The decisions of the various state courts that have had this question before them for determination are not at all uniform, and it would unduly lengthen this opinion to discuss them all. However, on almost identical facts as here, the Supreme Court of Alabama in a very able and thorough opin - *225ion sustained a partial re-assessment in Hamilton v. Adkins, 1948, 250 Ala. 557, 35 So.2d 183. In Citizens’ Committee for Fair Property Taxation v. Warner, 1953, 127 Colo. 121, 254 P.2d 1005, 1010, the Supreme Court of Colorado in considering a very comparable problem said:
“The conclusion is inescapable that the assessor was under duty to assess all taxable property for taxation in 1952, regardless of whether the ‘reappraisal’ thereof had been completed; that although he was not required to await completion of reappraisal before making up his tax roll, he was under obligation nevertheless, in the interest of uniformity, to determine his valuations in conformity with reappraisal standards in so far as this might reasonably be accomplished under the circumstances ; and that, these duties having been performed, his actions in that behalf are clothed with the presumption of being correct and regular. It equally is manifest that to overcome this presumption would require a clear showing of illegality and that, for all purposes here, we must assume the regularity and validity of the 1952 assessment roll of Pueblo county as returned by the assessor.”
For other recent similar, although not identical, decisions, see May Department Stores Co. v. State Tax Commission, Mo. 1958, 308 S.W.2d 748; and Rogan v. County Commissioners of Calvert County, 1950, 194 Md. 299, 71 A.2d 47.
There are a few cases from other jurisdictions which seem to rule to the contrary, but we do not feel that they are persuasive.
We hold under the facts in this case that there is no showing of a violation of the constitutional provision here involved. We do feel constrained to add that there is a presumption that tax officials will do their duty in accordance with the law and not act unfairly or arbitrarily regarding the assessment of property, Nathan v. Spokane County, 1904, 35 Wash. 26, 76 P. 521, 65 L.R.A. 336, 102 Am.St.Rep. 888; compare Abreu v. State Tax Commission, 1924, 29 N.M. 554, 224 P. 479; Jackson v. State Tax Commission, 1924, 29 N.M. 561, 224 P. 482; Alamogordo Improvement Co. v. Prendergast, 1939, 43 N.M. 245, 91 P.2d 428, 122 A.L.R. 1277, and In re Trigg, 1942, 46 N.M. 96, 121 P.2d 152. See, also, Sunday Lake Iron Co. v.
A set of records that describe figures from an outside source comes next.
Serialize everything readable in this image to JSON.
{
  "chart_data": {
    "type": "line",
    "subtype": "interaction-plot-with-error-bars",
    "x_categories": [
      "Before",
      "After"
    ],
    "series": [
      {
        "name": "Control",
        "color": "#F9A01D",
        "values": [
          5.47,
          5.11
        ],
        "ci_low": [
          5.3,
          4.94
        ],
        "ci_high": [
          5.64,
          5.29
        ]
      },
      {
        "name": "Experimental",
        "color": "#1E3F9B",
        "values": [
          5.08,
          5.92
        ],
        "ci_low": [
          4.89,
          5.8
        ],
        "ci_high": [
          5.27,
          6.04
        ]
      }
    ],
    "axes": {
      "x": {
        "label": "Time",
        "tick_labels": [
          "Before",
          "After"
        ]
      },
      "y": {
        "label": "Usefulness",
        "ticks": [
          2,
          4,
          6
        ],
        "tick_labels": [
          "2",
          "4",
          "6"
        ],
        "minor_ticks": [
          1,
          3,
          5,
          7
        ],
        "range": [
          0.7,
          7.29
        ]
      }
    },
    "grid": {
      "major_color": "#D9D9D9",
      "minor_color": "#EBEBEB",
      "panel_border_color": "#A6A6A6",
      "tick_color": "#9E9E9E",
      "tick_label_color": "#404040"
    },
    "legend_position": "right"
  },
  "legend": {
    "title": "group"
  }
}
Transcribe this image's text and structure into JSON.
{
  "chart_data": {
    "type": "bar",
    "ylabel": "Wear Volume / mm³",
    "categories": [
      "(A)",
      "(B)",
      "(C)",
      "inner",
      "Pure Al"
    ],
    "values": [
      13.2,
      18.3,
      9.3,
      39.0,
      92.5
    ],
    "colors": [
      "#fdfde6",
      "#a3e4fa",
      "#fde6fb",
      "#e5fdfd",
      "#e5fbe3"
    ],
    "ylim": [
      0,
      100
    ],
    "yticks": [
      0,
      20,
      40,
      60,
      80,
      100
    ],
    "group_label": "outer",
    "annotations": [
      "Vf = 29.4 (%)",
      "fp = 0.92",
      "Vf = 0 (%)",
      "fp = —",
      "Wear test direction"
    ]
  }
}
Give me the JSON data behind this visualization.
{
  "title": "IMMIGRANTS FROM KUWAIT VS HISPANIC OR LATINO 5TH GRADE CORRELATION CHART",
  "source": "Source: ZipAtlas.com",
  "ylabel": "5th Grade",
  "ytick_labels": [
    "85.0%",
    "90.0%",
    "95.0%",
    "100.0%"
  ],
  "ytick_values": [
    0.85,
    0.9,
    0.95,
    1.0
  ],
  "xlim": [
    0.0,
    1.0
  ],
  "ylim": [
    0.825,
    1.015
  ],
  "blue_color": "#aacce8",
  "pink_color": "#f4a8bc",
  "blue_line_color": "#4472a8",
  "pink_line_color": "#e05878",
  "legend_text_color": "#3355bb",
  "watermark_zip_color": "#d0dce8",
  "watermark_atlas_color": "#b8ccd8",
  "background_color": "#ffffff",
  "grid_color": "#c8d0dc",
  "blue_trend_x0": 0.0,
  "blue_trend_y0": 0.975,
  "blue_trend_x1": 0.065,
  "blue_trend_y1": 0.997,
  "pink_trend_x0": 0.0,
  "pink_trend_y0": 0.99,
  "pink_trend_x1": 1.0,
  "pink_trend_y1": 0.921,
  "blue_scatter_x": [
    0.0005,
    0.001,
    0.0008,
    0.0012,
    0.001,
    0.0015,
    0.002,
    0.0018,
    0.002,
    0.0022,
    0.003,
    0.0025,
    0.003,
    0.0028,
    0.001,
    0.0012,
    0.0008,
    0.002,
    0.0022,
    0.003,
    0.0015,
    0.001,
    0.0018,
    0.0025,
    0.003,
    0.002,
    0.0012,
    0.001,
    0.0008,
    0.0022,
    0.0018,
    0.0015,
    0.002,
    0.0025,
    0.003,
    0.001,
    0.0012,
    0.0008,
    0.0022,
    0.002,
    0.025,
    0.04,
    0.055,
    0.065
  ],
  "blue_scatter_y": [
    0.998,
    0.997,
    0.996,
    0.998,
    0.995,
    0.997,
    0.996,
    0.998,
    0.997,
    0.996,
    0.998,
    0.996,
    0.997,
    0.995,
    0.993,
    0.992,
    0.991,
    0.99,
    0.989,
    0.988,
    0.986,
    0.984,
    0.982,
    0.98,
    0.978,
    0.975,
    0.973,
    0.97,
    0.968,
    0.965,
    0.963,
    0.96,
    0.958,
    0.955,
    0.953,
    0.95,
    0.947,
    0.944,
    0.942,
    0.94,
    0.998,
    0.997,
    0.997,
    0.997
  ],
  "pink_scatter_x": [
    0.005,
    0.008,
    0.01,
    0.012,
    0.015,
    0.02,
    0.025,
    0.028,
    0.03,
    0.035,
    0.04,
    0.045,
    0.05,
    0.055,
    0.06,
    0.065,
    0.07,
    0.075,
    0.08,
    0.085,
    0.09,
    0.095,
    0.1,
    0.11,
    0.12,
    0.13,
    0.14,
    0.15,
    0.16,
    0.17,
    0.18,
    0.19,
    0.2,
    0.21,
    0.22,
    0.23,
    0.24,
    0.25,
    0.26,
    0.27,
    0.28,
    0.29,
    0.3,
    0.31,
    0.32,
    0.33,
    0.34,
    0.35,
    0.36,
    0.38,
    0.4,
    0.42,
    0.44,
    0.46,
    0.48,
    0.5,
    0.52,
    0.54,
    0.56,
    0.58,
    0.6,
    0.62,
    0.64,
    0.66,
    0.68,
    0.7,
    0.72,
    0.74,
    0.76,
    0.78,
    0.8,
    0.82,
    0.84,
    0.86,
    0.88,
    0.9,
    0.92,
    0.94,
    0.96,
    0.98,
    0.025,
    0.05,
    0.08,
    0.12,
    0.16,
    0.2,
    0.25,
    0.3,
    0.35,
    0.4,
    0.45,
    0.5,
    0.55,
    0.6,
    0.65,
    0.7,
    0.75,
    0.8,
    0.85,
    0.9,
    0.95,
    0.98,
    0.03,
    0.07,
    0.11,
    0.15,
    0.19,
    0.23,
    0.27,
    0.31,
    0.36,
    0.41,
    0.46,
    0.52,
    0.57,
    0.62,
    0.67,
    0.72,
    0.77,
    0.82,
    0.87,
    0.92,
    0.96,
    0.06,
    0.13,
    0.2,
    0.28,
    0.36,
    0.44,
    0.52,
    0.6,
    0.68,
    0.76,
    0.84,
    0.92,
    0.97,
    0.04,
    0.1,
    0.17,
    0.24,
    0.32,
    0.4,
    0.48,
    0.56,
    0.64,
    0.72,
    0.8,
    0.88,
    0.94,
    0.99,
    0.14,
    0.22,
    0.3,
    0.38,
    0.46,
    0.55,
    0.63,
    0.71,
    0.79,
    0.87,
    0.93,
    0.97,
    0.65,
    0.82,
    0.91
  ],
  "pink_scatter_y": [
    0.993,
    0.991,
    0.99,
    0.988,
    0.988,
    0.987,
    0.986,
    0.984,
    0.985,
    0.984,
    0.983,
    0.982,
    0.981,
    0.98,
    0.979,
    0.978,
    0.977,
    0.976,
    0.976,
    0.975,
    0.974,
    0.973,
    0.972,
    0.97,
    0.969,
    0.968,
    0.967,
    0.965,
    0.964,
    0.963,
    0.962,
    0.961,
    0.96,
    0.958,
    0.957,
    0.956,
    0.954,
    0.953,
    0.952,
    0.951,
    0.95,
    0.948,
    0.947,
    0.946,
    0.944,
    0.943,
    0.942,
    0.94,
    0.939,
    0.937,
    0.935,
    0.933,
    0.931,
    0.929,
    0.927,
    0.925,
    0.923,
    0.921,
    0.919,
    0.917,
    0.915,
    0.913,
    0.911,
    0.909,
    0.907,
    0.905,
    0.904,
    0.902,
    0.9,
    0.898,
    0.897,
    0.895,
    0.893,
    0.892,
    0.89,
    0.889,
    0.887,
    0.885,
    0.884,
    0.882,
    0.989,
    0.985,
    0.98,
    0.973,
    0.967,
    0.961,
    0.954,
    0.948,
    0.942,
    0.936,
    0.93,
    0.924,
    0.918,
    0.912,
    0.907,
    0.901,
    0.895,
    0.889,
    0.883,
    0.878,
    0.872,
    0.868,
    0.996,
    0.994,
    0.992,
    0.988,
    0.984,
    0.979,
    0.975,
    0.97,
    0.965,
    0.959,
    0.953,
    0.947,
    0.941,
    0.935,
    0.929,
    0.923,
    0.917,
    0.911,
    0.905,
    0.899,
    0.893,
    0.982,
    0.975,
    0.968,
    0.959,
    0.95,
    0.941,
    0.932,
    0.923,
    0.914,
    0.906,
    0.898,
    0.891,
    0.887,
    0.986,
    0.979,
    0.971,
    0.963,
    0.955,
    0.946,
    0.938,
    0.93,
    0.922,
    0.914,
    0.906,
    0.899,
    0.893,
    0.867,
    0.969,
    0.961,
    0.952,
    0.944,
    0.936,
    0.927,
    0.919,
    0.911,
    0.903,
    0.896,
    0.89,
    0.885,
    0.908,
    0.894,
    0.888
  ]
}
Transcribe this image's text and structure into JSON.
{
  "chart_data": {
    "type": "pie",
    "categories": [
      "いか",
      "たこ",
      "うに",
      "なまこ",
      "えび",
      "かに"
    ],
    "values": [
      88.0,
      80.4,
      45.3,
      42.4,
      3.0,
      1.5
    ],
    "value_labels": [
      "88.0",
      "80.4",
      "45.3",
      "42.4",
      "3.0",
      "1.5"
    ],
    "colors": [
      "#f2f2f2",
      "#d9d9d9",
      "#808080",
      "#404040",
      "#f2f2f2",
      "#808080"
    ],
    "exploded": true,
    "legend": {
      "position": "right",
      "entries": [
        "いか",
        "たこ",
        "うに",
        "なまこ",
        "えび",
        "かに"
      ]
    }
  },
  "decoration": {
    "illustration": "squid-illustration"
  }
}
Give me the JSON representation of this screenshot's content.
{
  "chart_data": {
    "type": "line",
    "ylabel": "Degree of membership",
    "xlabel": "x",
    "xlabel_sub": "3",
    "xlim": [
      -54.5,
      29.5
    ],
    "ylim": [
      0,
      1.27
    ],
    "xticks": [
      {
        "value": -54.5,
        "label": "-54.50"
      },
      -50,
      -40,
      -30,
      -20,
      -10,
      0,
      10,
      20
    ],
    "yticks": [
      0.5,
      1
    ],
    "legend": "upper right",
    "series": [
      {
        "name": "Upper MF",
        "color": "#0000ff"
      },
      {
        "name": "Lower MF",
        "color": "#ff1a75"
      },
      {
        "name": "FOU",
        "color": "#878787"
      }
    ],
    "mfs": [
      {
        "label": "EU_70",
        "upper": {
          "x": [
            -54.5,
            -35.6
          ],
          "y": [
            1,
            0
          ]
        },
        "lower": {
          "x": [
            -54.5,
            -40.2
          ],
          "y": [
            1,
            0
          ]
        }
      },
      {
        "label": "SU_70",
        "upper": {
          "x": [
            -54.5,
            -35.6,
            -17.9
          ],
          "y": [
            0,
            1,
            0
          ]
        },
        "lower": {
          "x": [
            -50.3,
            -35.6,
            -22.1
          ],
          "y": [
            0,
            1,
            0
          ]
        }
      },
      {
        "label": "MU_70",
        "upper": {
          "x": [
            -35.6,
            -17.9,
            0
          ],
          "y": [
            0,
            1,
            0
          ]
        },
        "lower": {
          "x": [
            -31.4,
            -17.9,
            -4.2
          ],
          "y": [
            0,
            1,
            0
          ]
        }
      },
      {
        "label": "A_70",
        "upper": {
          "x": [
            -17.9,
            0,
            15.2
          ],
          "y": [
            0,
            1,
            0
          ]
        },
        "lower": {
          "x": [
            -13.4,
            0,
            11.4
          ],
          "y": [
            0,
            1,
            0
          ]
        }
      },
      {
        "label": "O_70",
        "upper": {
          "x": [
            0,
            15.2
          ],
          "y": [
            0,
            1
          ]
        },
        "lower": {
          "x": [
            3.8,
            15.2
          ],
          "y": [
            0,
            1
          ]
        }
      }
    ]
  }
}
Township of Wakefield, supra, wherein the record disclosed that the following year the taxing officials rectified the inequality and thereby overcame any apparent discrimination. The finding of the lower court in the instant case, that the equalization program was a continuing one, makes the Sunday Lake case particularly pertinent here.
Based on the above presumption, the reappraisal of property in Bernalillo County should proceed expeditiously in accordance *226with the announced plan. In event there is a failure to so continue, appellants would be fully justified in taking such action-as might be required to force a corresponding revaluation of all of the other property in the county. However, we trust that the taxing officials have already finished, or within the immediate future will complete, the equalization program so that no further action on the part of the appellants will be necessary.
The judgment of the district court will he affirmed, and it is so ordered.
LUJAN, C. J., and McGHEE, COMPTON and MOISE, JJ., concur.